P&S Journal: Spring 1995, Vol.15, No.2
Research & Reports
Taxol-Mimicking Antibodies Assemble Microtubules
Dr. Bernard Erlanger has isolated a novel monoclonal antibody that mimics the anti-cancer drug taxol and has the ability to assemble a large supramolecular structure, a behavior never seen in antibodies. Further research on how the unusual antibody works might lead to the development of new taxol-like tumor-killing agents.
In the October 1994 issue of the Proceedings of the National Academy of Sciences, Dr. Erlanger, professor emeritus of microbiology, reports this first example of an antibody that can build a macromolecule from its biochemical subunits. The unique antibody, which is called an anti-idiotypic antibody, is in the construction business because Dr. Erlanger generated it to imitate taxol. Like taxol, which stops tumor cell growth by irreversibly stabilizing cellular components known as microtubules that normally break down when cells divide, the antibody can assemble microtubules from tubulin components. Dr. Erlanger suggests that new taxol-like drugs could be created based on further research leading to an understanding of how the antibody, a protein, is able to do what taxol, an organic compound, does.
Antibodies normally do not assemble molecules. Antibodies are proteins made by the immune system, as part of its humoral response, to neutralize foreign antigens, such as bacteria or viruses. The immune system has evolved to be able to recognize essentially any antigen that confronts it, including biomolecules made by the organism itself. Hundreds of millions of immune cells, called B cells, continually make low levels of all the possible antibodies a person might need. Antigens, such as bacteria, for example, induce certain clones of B cells-those that make antibodies that recognize the bacteria-to grow selectively. After the antibacterial antibodies fight the infection, secondary antibodies shut off their production. The immune system maintains a balance between antibodies and these anti-antibodies, which are called anti-idiotypic antibodies.

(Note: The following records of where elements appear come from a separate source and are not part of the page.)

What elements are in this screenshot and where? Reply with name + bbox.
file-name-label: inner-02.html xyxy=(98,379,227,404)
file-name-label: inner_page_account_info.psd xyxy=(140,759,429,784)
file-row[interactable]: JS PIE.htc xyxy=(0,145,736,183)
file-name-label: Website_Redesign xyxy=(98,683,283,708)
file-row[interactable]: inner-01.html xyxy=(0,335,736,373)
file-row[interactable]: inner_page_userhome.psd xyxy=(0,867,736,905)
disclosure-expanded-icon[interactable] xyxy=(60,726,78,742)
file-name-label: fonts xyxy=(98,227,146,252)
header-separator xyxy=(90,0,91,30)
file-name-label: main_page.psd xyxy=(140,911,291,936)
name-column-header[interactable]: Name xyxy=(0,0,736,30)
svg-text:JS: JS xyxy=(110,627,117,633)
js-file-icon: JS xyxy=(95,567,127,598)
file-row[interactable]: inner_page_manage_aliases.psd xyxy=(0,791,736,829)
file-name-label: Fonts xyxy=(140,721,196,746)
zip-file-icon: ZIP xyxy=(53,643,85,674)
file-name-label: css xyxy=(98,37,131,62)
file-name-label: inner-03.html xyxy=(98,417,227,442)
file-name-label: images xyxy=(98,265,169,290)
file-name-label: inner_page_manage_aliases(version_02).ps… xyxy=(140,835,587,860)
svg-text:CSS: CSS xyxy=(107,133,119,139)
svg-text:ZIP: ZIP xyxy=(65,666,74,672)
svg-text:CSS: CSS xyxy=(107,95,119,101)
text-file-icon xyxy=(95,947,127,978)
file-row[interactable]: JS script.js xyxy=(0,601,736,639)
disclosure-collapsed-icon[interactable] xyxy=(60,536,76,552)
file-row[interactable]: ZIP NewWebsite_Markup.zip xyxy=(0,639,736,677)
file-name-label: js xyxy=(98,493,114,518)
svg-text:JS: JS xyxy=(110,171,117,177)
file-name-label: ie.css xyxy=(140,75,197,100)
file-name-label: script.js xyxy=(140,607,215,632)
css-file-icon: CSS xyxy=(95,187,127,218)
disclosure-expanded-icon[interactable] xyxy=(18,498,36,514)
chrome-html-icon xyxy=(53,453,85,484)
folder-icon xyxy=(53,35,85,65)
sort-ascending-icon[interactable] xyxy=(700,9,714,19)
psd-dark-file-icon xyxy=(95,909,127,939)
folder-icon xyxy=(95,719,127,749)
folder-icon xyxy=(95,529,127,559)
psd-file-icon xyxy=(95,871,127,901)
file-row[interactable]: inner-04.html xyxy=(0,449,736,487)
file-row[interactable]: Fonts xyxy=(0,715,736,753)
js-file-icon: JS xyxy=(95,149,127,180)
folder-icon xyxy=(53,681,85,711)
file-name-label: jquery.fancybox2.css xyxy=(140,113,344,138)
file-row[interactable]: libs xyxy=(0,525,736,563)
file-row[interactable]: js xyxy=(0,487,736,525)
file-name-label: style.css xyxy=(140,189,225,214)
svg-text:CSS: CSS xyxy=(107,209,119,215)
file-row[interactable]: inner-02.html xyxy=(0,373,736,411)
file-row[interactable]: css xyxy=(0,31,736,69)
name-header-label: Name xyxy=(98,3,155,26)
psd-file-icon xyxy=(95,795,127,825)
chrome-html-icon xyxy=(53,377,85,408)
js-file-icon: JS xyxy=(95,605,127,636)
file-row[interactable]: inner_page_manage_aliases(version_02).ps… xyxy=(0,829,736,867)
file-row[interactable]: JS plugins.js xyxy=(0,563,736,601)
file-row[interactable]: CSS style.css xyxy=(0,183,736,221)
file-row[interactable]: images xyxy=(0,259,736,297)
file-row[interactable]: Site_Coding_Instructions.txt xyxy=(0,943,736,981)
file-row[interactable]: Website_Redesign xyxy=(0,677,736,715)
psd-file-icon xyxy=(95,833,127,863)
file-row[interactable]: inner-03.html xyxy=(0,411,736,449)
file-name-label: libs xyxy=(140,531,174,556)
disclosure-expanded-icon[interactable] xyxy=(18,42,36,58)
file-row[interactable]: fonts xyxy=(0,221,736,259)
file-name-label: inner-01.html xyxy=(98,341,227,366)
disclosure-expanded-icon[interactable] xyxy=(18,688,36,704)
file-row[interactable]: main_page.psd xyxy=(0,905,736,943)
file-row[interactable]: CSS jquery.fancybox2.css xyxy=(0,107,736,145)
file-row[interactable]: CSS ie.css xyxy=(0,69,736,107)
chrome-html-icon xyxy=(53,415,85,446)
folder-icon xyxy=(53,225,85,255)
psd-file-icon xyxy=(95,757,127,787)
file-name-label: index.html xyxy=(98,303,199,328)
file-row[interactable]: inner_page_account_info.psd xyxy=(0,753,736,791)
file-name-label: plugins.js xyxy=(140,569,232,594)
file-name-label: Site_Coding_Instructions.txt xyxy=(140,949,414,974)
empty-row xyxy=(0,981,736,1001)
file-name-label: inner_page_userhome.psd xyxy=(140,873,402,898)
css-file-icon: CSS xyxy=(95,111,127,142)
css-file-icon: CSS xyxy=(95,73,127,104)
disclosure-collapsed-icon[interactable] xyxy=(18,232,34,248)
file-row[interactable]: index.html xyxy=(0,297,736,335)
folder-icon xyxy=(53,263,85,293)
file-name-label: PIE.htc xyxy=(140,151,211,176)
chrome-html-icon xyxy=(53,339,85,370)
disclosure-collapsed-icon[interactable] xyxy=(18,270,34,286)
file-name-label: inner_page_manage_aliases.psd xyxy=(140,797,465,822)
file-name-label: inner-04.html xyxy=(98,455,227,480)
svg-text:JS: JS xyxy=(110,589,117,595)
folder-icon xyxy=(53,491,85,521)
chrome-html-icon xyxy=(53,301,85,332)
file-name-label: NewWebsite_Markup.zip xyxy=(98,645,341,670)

The binding site on an anti-idiotypic antibody recognizes the antigen-binding region on the first antibody and thus has structural similarities to the original antigen. For the past 15 years, Dr. Erlanger has perfected methods to isolate these anti-idiotypic antibodies. Besides producing this latest, taxol-imitating antibody, he and his laboratory have succeeded in creating antibodies that simulate bioactive cellular receptor binding agents, such as adenosine, acetylcholine, thyroid-stimulating hormone, glucocorticoids, and aldosterone. Thus, even though anti-idiotypic antibodies are proteins, they can have biological activity similar to any type of organic molecule.
In addition to showing that the entire antibody mimics taxol, Dr. Erlanger purified a fragment of the anti-idiotypic antibody that acts like taxol. He and his colleagues also have determined the amino acid sequence of the fragment. Realizing the potential therapeutic implications of the taxol-like anti-idiotypic antibody fragment, Dr. David Langley, a scientist from Bristol-Myers Squibb, the pharmaceutical company that manufactures taxol, requested the amino acid sequence from Dr. Erlanger. Using a computer program, Dr. Langley generated a model structure of the anti-idiotypic fragment binding region based on its amino acid sequence. He found a five amino acid cluster that physically resembles the molecule taxol. Such information can be important because, if the model is correct, it could help elucidate taxol's mechanism of action and aid in the design of new anti-cancer agents.
Computer models are not necessarily reality. So Hans-Erik Aronson, a graduate student in the laboratory of Dr. Wayne Hendrickson, professor and Howard Hughes investigator, has crystallized the fragment, with the ultimate goal of clarifying its actual three-dimensional atomic structure and its similarity to taxol.
A poignant note about the paper is that Dr. Niels K. Jerne, the major reviewer and submitter of Dr. Erlanger's paper to PNAS, died last year at age 83. Dr. Jerne was one of the first scientists to suggest the clonal theory of the immune system and to assert that the antibody repertoire could recognize "all" antigens and contained anti-idiotypic antibodies that mimic them. For his insights, he shared the Nobel Prize in 1984 with Dr. Cesar Milstein and Dr. Georges J.F. Koehler who were recognized for their work on monoclonal antibodies. Dr. Jerne used the term "internal image" to describe the molecular configurations on anti-idiotypic antibodies that were similar to the original antigen. Dr. Erlanger sent his findings to Dr. Jerne, who was living in France at the time, because he felt they represented a beautiful example of his "internal image" theory.